Other times again, and this gets us to the Minister’s statement, a property owner might have no written right or implied right to use or access for instance a laneway to get to and from the public road. Ownership of that laneway may be split between various owners, and no permission might have been sought or given for the site owner, who has regularly used the laneway for access for many years.
The legal rules as to whether the site owner might in fact have an enforceable easement, here to continue using that laneway, are complex. They arise from centuries of court cases where tests and exceptions to tests were teased out, and also by 19th century legislation which was then significantly changed in the Land and Conveyancing Law Reform Act 2009 (the transition period for the new rules, which were amended in 2011, is due to end this coming November). In general terms, and there are several significant exceptions, not covered by this article, for our site owner to have had a “prescriptive” easement or right of way over that laneway, that site owner, or whoever previously owned the site, would have had to frequently use the laneway ‘without secrecy, without interruption and without permission’ from the actual owner or owners of the laneway for at least the last 20 years. Without a deed giving a right of way, it was conveyancing practice to accept as satisfactory evidence of the easement a statutory declaration showing or setting out this use of the roadway for at least the previous 20 years.

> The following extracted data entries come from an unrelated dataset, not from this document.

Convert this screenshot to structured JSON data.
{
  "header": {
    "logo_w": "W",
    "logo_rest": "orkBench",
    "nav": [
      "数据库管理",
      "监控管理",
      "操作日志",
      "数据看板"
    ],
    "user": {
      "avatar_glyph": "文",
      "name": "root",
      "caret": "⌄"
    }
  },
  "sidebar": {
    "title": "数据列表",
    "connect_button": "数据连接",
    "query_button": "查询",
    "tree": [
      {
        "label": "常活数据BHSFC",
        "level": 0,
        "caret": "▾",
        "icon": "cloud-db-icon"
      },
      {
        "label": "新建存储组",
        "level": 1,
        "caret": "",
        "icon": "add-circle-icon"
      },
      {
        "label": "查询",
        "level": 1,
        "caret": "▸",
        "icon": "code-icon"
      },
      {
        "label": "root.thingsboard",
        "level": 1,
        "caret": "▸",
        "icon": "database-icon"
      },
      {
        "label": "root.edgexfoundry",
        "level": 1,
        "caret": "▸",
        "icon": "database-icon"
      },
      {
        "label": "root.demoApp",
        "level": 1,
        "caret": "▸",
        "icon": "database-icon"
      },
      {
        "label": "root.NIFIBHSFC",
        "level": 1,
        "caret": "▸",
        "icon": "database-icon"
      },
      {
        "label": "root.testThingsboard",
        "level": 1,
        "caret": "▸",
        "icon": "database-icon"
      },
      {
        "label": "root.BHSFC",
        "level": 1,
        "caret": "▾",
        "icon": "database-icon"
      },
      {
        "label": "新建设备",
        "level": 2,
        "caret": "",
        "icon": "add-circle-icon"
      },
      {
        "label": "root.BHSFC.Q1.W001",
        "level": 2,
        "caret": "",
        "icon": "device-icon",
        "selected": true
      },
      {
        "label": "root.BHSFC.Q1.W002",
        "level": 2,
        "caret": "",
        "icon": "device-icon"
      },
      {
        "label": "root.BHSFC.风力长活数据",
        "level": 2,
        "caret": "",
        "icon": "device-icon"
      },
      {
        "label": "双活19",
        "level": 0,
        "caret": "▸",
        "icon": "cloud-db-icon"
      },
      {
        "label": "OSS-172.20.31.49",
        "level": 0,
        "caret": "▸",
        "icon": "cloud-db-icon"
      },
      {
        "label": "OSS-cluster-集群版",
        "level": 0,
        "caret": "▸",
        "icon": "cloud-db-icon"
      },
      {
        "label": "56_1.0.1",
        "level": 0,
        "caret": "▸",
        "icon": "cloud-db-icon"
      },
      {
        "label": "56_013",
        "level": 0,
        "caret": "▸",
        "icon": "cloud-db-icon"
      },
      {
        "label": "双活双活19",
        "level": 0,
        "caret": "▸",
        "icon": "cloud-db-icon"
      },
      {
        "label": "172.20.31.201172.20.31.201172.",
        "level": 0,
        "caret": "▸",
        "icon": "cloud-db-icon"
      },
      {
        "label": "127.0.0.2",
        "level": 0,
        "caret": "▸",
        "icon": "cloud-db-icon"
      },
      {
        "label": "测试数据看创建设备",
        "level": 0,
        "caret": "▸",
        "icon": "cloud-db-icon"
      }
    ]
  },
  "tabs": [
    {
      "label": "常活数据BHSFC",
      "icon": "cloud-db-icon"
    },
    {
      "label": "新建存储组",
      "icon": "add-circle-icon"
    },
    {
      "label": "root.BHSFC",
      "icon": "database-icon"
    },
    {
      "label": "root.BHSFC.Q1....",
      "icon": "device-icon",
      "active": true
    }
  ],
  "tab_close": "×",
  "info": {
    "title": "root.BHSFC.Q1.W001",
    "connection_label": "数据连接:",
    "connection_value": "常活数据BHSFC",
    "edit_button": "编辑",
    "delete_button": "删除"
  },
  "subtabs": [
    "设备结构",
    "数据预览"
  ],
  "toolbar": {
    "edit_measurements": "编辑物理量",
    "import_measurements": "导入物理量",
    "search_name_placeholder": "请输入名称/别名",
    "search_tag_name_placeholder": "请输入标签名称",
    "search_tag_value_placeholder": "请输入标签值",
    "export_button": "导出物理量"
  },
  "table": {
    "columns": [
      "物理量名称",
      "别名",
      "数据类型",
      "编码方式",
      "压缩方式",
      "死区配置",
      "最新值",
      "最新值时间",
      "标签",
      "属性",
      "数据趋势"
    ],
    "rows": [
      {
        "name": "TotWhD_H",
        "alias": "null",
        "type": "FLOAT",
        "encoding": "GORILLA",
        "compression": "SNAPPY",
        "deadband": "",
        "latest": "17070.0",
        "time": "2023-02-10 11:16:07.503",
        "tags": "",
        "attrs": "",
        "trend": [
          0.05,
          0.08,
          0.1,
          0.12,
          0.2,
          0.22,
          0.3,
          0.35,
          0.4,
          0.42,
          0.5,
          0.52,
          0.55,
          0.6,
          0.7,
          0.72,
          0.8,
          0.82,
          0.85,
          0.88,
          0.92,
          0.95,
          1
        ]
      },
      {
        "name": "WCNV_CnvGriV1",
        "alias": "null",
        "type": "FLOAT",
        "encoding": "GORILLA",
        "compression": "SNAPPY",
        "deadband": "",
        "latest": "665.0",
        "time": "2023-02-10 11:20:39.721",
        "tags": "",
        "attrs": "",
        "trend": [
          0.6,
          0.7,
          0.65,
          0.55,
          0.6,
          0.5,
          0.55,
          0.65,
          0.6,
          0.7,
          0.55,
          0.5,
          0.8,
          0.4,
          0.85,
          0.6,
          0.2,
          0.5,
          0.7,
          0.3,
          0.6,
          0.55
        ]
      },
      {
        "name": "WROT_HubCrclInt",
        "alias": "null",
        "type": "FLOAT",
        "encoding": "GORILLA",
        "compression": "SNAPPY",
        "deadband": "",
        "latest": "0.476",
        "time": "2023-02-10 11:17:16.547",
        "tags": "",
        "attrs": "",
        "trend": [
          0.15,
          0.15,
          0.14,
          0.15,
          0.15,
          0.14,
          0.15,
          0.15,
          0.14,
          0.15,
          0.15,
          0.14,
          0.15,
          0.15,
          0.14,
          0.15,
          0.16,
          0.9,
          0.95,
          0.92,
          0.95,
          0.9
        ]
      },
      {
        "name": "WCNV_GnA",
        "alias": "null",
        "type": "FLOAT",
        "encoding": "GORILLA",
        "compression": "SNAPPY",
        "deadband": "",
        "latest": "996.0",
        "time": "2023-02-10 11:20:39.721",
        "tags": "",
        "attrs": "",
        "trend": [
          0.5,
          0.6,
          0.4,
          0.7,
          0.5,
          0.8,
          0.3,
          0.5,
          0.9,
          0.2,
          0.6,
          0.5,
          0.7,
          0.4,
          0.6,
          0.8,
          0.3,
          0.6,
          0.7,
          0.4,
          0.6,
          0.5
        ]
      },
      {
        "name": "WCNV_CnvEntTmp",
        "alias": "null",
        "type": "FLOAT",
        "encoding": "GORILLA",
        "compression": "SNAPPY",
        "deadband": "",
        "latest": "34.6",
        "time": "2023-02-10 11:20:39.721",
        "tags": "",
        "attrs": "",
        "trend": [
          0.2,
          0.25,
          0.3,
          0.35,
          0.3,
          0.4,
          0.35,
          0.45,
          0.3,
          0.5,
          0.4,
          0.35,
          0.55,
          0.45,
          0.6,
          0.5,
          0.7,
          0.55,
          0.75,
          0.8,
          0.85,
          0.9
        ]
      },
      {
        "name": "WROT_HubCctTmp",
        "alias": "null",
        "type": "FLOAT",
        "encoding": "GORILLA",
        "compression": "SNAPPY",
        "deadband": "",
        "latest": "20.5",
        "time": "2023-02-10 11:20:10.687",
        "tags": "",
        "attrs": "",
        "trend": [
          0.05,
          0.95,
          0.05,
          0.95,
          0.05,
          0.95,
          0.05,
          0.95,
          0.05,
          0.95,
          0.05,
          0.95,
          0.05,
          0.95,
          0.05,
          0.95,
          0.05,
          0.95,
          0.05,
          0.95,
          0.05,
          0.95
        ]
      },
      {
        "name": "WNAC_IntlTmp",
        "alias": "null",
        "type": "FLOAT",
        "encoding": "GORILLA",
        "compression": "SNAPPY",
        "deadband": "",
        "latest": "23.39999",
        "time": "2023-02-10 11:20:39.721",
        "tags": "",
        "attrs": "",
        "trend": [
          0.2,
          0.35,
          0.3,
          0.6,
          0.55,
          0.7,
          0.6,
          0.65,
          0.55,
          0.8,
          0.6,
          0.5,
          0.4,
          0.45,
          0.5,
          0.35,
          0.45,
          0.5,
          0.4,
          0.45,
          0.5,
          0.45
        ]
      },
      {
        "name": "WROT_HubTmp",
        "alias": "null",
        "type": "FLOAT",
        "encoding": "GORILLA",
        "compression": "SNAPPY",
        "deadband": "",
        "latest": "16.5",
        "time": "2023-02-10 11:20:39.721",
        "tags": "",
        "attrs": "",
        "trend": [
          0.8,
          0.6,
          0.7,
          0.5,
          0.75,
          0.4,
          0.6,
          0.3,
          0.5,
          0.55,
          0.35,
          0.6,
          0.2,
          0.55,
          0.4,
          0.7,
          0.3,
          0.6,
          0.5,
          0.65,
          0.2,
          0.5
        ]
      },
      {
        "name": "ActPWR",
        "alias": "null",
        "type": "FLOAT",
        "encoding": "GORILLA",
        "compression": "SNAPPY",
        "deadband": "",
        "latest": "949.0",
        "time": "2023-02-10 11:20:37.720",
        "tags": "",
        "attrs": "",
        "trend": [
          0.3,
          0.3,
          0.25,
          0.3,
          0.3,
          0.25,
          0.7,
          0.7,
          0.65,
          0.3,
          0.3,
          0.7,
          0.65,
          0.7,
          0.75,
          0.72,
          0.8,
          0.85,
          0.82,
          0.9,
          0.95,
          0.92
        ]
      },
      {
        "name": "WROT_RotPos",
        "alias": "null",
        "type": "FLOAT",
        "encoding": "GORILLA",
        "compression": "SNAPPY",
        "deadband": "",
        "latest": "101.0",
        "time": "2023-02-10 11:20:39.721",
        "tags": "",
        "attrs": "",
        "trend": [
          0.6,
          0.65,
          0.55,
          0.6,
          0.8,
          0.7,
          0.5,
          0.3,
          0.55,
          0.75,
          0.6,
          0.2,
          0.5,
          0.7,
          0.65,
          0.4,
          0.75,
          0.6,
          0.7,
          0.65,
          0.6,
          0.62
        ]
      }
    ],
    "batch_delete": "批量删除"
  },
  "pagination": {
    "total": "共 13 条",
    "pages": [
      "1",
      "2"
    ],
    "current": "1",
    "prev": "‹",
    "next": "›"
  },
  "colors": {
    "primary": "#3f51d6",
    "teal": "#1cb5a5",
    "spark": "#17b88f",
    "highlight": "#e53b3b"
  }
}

The 2009 Act brought about significant changes to land law in Ireland. Almost hidden in the details were changes to the law on these prescriptive easements. With a then 2 year lead-in period, the 20 year threshold for establishing the easement would be reduced to 12. On the other hand, to avoid perceived uncertainty, anyone who claimed a prescriptive easement would have to either go to court to have the easement recognised, or else have that easement registered in the Property Registration Authority (PRA) within that two year period. If not, then the ‘qualifying period’, now down to 12 years, would have to start running again – so rights used for decades could now be lost. That legislation was brought in just after the start of the crash, and few had the money or inclination to take the actions required under the new legislation. Mainly for that reason, in 2011 implementation of the new provisions was delayed, pushing back the end of the transition period to these new rules until 2021, which seemed a long way off, and also allowing a new form of application to the PRA. The PRA will only progress these applications with the consent of the owner of the land on which the easement was claimed, so it is not of much use practically speaking. However, there was no great notice taken in the public eye of these changes, and even then, few property owners have wanted to stir up a hornet’s nest with neighbours, spend time and money investigating who might own the land comprising the easement, and then take proceedings against them – especially if, as they saw it, things had been working well over the years without trouble.
The legal profession is eagerly awaiting sight of the Minister’s proposals, and hoping that they will solve problems, rather than creating fresh ones.